19 juin, 2012

Avortement d'une mineure violée en Argentine : pourquoi il n'aura pas lieu

La presse argentine se passionne depuis la fin mai pour l'histoire d'une adolescente de 16 ans qui, soutenue par ses parents, demandait l'avortement à la suite d'un viol, dans la ville de Calafate (province de Santa Cruz). Une récente décision de la Cour suprême de justice a posé que désormais, le seul fait de se trouver dans l'un des cas visés à l'article 68 du code pénal fédéral, dont la grossesse à la suite d'un viol est estimée faire partie, ouvre droit à l'avortement sans qu'il soit nécessaire d'obtenir un ordre de la justice. Ainsi ce qui avait commencé comme une exception – dépénalisation dans un nombre de situations limité et sous le regard du juge – finit comme un droit que l'on peut revendiquer, dans le cadre d'une simple déclaration sur l'honneur.

Mais pour cette jeune fille, l'avortement n'aura pas lieu. Tout simplement parce qu'elle n'avait pas été violée. Cela a été constaté au cours de l'examen de sa plainte contre son supposé agresseur qui a, malgré tout, permis de judiciariser l'affaire : interrogée d'abord lors du dépôt de plainte, puis filmée derrière un miroir sans tain, on a pu constater des contradictions dans ses récits. Elle a vite avoué avoir menti sur le viol ; voyant qu'elle était enceinte, elle avait eu peur de tout avouer à ses parents et avait inventé le viol.

Dès qu'ils ont su que leur fille était enceinte à la suite de relations sexuelles consenties et suivies avec un adulte de son entourage familial avec lequel elle n'avait pas de liens de sang, les parents ont tout arrêté : les poursuites, et surtout la demande d'avortement.
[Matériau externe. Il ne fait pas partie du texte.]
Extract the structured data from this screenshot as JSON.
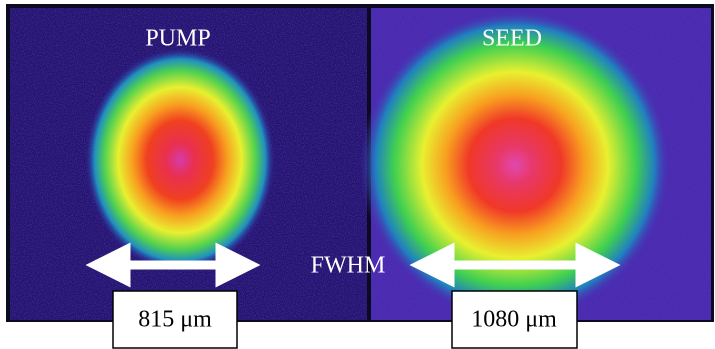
{
  "panels": [
    {
      "title": "PUMP",
      "width_label": "815 μm"
    },
    {
      "title": "SEED",
      "width_label": "1080 μm"
    }
  ],
  "center_label": "FWHM"
}
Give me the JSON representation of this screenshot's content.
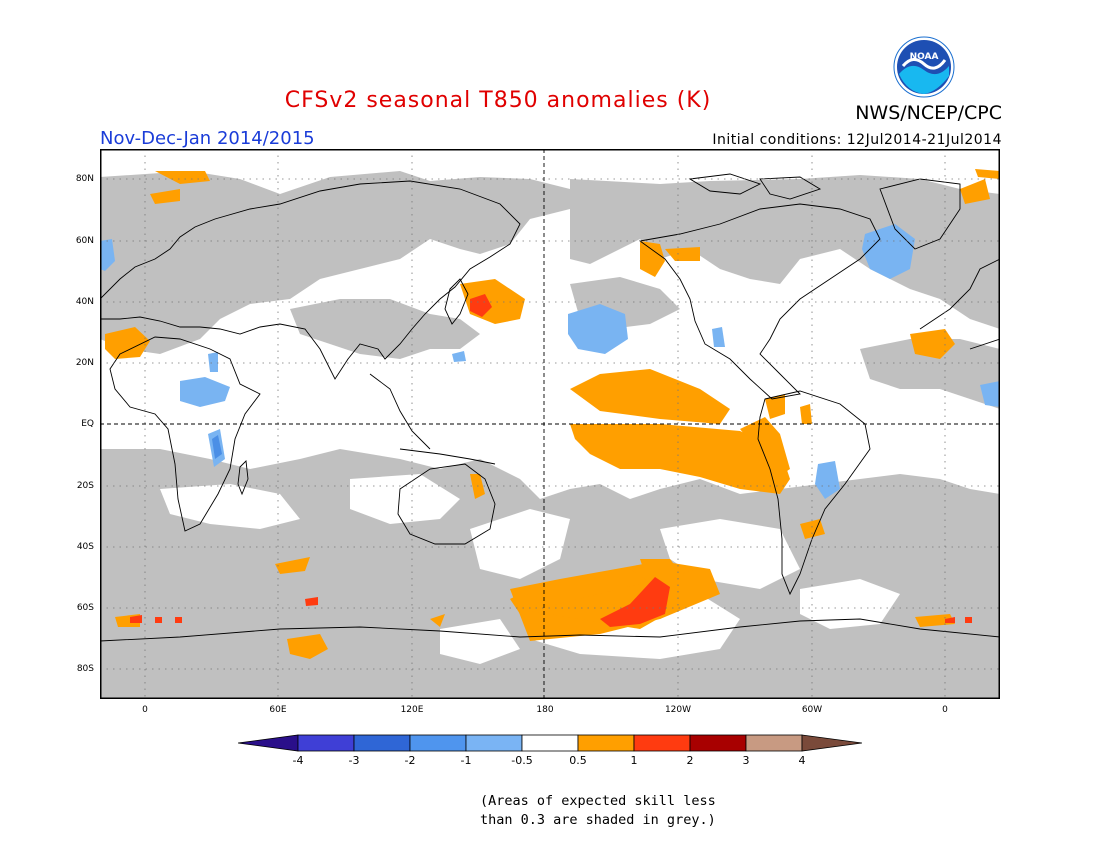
{
  "title": "CFSv2 seasonal T850 anomalies (K)",
  "organization": "NWS/NCEP/CPC",
  "logo_text": "NOAA",
  "period": "Nov-Dec-Jan 2014/2015",
  "initial_conditions": "Initial conditions: 12Jul2014-21Jul2014",
  "lat_labels": [
    "80N",
    "60N",
    "40N",
    "20N",
    "EQ",
    "20S",
    "40S",
    "60S",
    "80S"
  ],
  "lon_labels": [
    "0",
    "60E",
    "120E",
    "180",
    "120W",
    "60W",
    "0"
  ],
  "colorbar": {
    "labels": [
      "-4",
      "-3",
      "-2",
      "-1",
      "-0.5",
      "0.5",
      "1",
      "2",
      "3",
      "4"
    ],
    "colors": [
      "#2a0f8a",
      "#3f3fd6",
      "#2f66d6",
      "#4f95ee",
      "#7ab4f4",
      "#ffffff",
      "#ff9f00",
      "#ff3b10",
      "#a80000",
      "#c89a82",
      "#7a4a3a"
    ]
  },
  "note_line1": "(Areas of expected skill less",
  "note_line2": "than 0.3 are shaded in grey.)",
  "colors": {
    "grey_low_skill": "#c0c0c0",
    "orange": "#ff9f00",
    "red": "#ff3b10",
    "lightblue": "#79b4f2",
    "midblue": "#4b8fe6"
  }
}
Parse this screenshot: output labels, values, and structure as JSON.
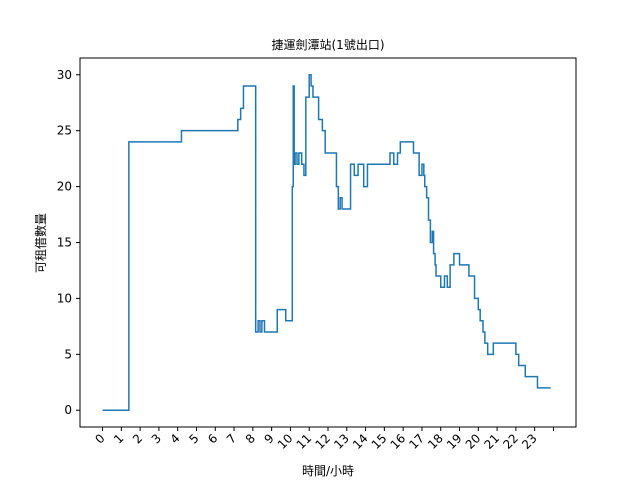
{
  "chart_data": {
    "type": "line",
    "title": "捷運劍潭站(1號出口)",
    "xlabel": "時間/小時",
    "ylabel": "可租借數量",
    "xlim": [
      -1.2,
      25.2
    ],
    "ylim": [
      -1.5,
      31.5
    ],
    "x_ticks": [
      0,
      1,
      2,
      3,
      4,
      5,
      6,
      7,
      8,
      9,
      10,
      11,
      12,
      13,
      14,
      15,
      16,
      17,
      18,
      19,
      20,
      21,
      22,
      23,
      24
    ],
    "x_tick_labels": [
      "0",
      "1",
      "2",
      "3",
      "4",
      "5",
      "6",
      "7",
      "8",
      "9",
      "10",
      "11",
      "12",
      "13",
      "14",
      "15",
      "16",
      "17",
      "18",
      "19",
      "20",
      "21",
      "22",
      "23",
      ""
    ],
    "y_ticks": [
      0,
      5,
      10,
      15,
      20,
      25,
      30
    ],
    "grid": false,
    "line_color": "#1f77b4",
    "step": "post",
    "series": [
      {
        "x": [
          0,
          1.4,
          4.2,
          7.2,
          7.35,
          7.5,
          8.15,
          8.28,
          8.38,
          8.48,
          8.62,
          9.3,
          9.75,
          10.1,
          10.15,
          10.2,
          10.25,
          10.35,
          10.45,
          10.6,
          10.72,
          10.82,
          11.0,
          11.1,
          11.2,
          11.5,
          11.7,
          11.85,
          12.0,
          12.45,
          12.55,
          12.65,
          12.75,
          13.2,
          13.3,
          13.4,
          13.5,
          13.6,
          13.9,
          14.1,
          14.2,
          14.5,
          14.65,
          15.3,
          15.5,
          15.7,
          15.85,
          16.4,
          16.55,
          16.7,
          16.85,
          17.0,
          17.1,
          17.15,
          17.25,
          17.35,
          17.45,
          17.55,
          17.62,
          17.7,
          17.75,
          17.85,
          18.0,
          18.2,
          18.35,
          18.5,
          18.7,
          19.0,
          19.5,
          19.8,
          20.0,
          20.1,
          20.25,
          20.35,
          20.5,
          20.7,
          20.8,
          21.0,
          21.9,
          22.0,
          22.15,
          22.5,
          23.15,
          23.85
        ],
        "y": [
          0,
          24,
          25,
          26,
          27,
          29,
          7,
          8,
          7,
          8,
          7,
          9,
          8,
          20,
          29,
          22,
          23,
          22,
          23,
          22,
          21,
          28,
          30,
          29,
          28,
          26,
          25,
          23,
          23,
          20,
          18,
          19,
          18,
          22,
          22,
          21,
          21,
          22,
          20,
          22,
          22,
          22,
          22,
          23,
          22,
          23,
          24,
          24,
          23,
          23,
          21,
          22,
          21,
          20,
          19,
          17,
          15,
          16,
          14,
          13,
          12,
          12,
          11,
          12,
          11,
          13,
          14,
          13,
          12,
          10,
          9,
          8,
          7,
          6,
          5,
          5,
          6,
          6,
          6,
          5,
          4,
          3,
          2,
          2
        ]
      }
    ]
  }
}
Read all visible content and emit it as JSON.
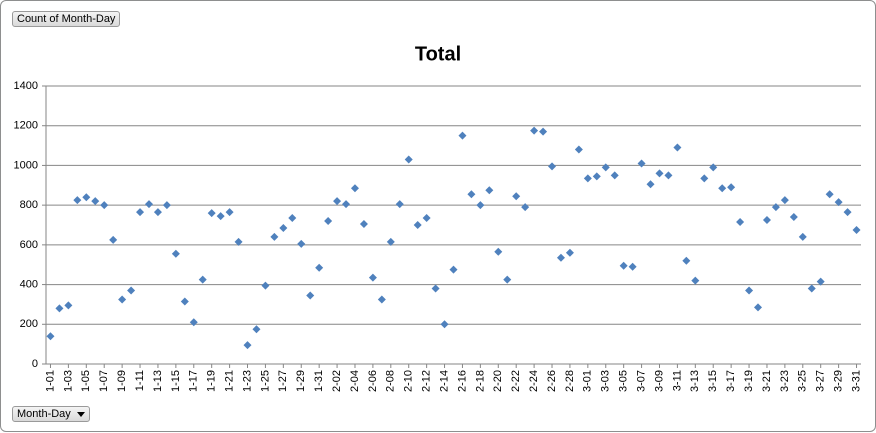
{
  "chart_data": {
    "type": "scatter",
    "title": "Total",
    "value_field": "Count of Month-Day",
    "axis_field": "Month-Day",
    "categories": [
      "1-01",
      null,
      "1-03",
      null,
      "1-05",
      null,
      "1-07",
      null,
      "1-09",
      null,
      "1-11",
      null,
      "1-13",
      null,
      "1-15",
      null,
      "1-17",
      null,
      "1-19",
      null,
      "1-21",
      null,
      "1-23",
      null,
      "1-25",
      null,
      "1-27",
      null,
      "1-29",
      null,
      "1-31",
      null,
      "2-02",
      null,
      "2-04",
      null,
      "2-06",
      null,
      "2-08",
      null,
      "2-10",
      null,
      "2-12",
      null,
      "2-14",
      null,
      "2-16",
      null,
      "2-18",
      null,
      "2-20",
      null,
      "2-22",
      null,
      "2-24",
      null,
      "2-26",
      null,
      "2-28",
      null,
      "3-01",
      null,
      "3-03",
      null,
      "3-05",
      null,
      "3-07",
      null,
      "3-09",
      null,
      "3-11",
      null,
      "3-13",
      null,
      "3-15",
      null,
      "3-17",
      null,
      "3-19",
      null,
      "3-21",
      null,
      "3-23",
      null,
      "3-25",
      null,
      "3-27",
      null,
      "3-29",
      null,
      "3-31"
    ],
    "series": [
      {
        "name": "Total",
        "color": "#4f81bd",
        "values": [
          140,
          280,
          295,
          825,
          840,
          820,
          800,
          625,
          325,
          370,
          765,
          805,
          765,
          800,
          555,
          315,
          210,
          425,
          760,
          745,
          765,
          615,
          95,
          175,
          395,
          640,
          685,
          735,
          605,
          345,
          485,
          720,
          820,
          805,
          885,
          705,
          435,
          325,
          615,
          805,
          1030,
          700,
          735,
          380,
          200,
          475,
          1150,
          855,
          800,
          875,
          565,
          425,
          845,
          790,
          1175,
          1170,
          995,
          535,
          560,
          1080,
          935,
          945,
          990,
          950,
          495,
          490,
          1010,
          905,
          960,
          950,
          1090,
          520,
          420,
          935,
          990,
          885,
          890,
          715,
          370,
          285,
          725,
          790,
          825,
          740,
          640,
          380,
          415,
          855,
          815,
          765,
          675
        ]
      }
    ],
    "ylim": [
      0,
      1400
    ],
    "yticks": [
      0,
      200,
      400,
      600,
      800,
      1000,
      1200,
      1400
    ],
    "grid": true
  }
}
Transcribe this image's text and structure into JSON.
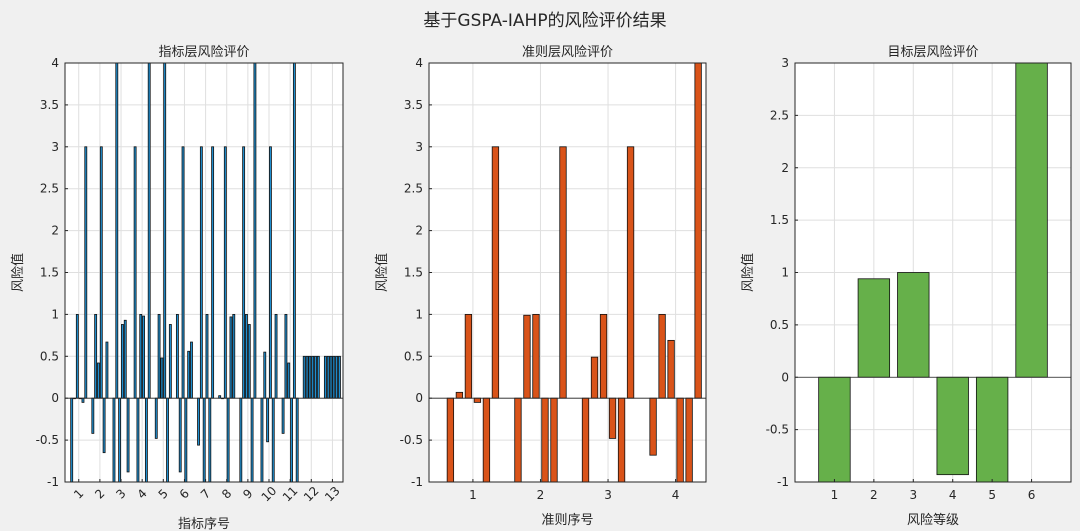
{
  "figure": {
    "title": "基于GSPA-IAHP的风险评价结果"
  },
  "colors": {
    "background": "#f0f0f0",
    "axes_bg": "#ffffff",
    "grid": "#dfdfdf",
    "axis": "#262626",
    "indicator_bar": "#1f8fd0",
    "criteria_bar": "#d95319",
    "target_bar": "#66b04a"
  },
  "chart_data": [
    {
      "type": "bar",
      "title": "指标层风险评价",
      "xlabel": "指标序号",
      "ylabel": "风险值",
      "ylim": [
        -1,
        4
      ],
      "yticks": [
        -1,
        -0.5,
        0,
        0.5,
        1,
        1.5,
        2,
        2.5,
        3,
        3.5,
        4
      ],
      "xlim": [
        0.35,
        13.5
      ],
      "categories": [
        "1",
        "2",
        "3",
        "4",
        "5",
        "6",
        "7",
        "8",
        "9",
        "10",
        "11",
        "12",
        "13"
      ],
      "tick_rotation": -45,
      "grid": true,
      "series_count": 6,
      "values": [
        [
          -1,
          0,
          1,
          0,
          -0.05,
          3
        ],
        [
          -0.42,
          1,
          0.42,
          3,
          -0.65,
          0.67
        ],
        [
          -1,
          4,
          -1,
          0.88,
          0.93,
          -0.88
        ],
        [
          3,
          -1,
          1,
          0.98,
          -1,
          4
        ],
        [
          -0.48,
          1,
          0.48,
          4,
          -1,
          0.88
        ],
        [
          1,
          -0.88,
          3,
          -1,
          0.56,
          0.67
        ],
        [
          -0.56,
          3,
          -1,
          1,
          -1,
          3
        ],
        [
          0.03,
          0,
          3,
          -1,
          0.97,
          1
        ],
        [
          -1,
          3,
          1,
          0.88,
          -1,
          4
        ],
        [
          -1,
          0.55,
          -0.52,
          3,
          -1,
          1
        ],
        [
          -0.42,
          1,
          0.42,
          -1,
          4,
          -1
        ],
        [
          0.5,
          0.5,
          0.5,
          0.5,
          0.5,
          0.5
        ],
        [
          0.5,
          0.5,
          0.5,
          0.5,
          0.5,
          0.5
        ]
      ]
    },
    {
      "type": "bar",
      "title": "准则层风险评价",
      "xlabel": "准则序号",
      "ylabel": "风险值",
      "ylim": [
        -1,
        4
      ],
      "yticks": [
        -1,
        -0.5,
        0,
        0.5,
        1,
        1.5,
        2,
        2.5,
        3,
        3.5,
        4
      ],
      "xlim": [
        0.35,
        4.45
      ],
      "categories": [
        "1",
        "2",
        "3",
        "4"
      ],
      "tick_rotation": 0,
      "grid": true,
      "series_count": 6,
      "values": [
        [
          -1,
          0.07,
          1,
          -0.05,
          -1,
          3
        ],
        [
          -1,
          0.99,
          1,
          -1,
          -1,
          3
        ],
        [
          -1,
          0.49,
          1,
          -0.48,
          -1,
          3
        ],
        [
          -0.68,
          1,
          0.69,
          -1,
          -1,
          4
        ]
      ]
    },
    {
      "type": "bar",
      "title": "目标层风险评价",
      "xlabel": "风险等级",
      "ylabel": "风险值",
      "ylim": [
        -1,
        3
      ],
      "yticks": [
        -1,
        -0.5,
        0,
        0.5,
        1,
        1.5,
        2,
        2.5,
        3
      ],
      "xlim": [
        0,
        7
      ],
      "categories": [
        "1",
        "2",
        "3",
        "4",
        "5",
        "6"
      ],
      "tick_rotation": 0,
      "grid": true,
      "values": [
        -1,
        0.94,
        1,
        -0.93,
        -1,
        3
      ]
    }
  ]
}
S'il n'y avait pas eu de dépôt de plainte, ni d'investigation, l'avortement aurait été pratiqué sans autre formalité.

Quoique…

Alors qu'on raisonnait encore comme si la jeune fille avait été effectivement victime d'un viol, les sept gynécologues qui travaillent à l'hôpital local de Calafate ont tous fait connaître par écrit à leur direction qu'ils refusaient de pratiquer l'intervention, avançant leur objection de conscience à l'avortement. Tous motivèrent leur décision par des raisons religieuses ou de conscience, aucun n'avait soulevé un doute quant à la réalité du viol – de fait, si l'on se refuse à tuer l'innocent, la manière dont celui-ci apparaît sur la scène n'est pas ce qu'il y a de plus important.

Aussitôt connue l'opposition des médecins, le Bureau local de protection de l'enfance et de l'adolescence, en la personne de son responsable Norma Costa, avait demandé au juge déjà sollicité par l'hôpital pour s'assurer de l'impunité de celui qui pratiquerait finalement l'avortement, d'ordonner un passage à l'acte rapide. Pendant ce temps – nous étions le 31 mai – la Santé publique de la province étudiait la possibilité de dépêcher un gynécologue plus accommodant d'une autre localité pour pratiquer l'avortement.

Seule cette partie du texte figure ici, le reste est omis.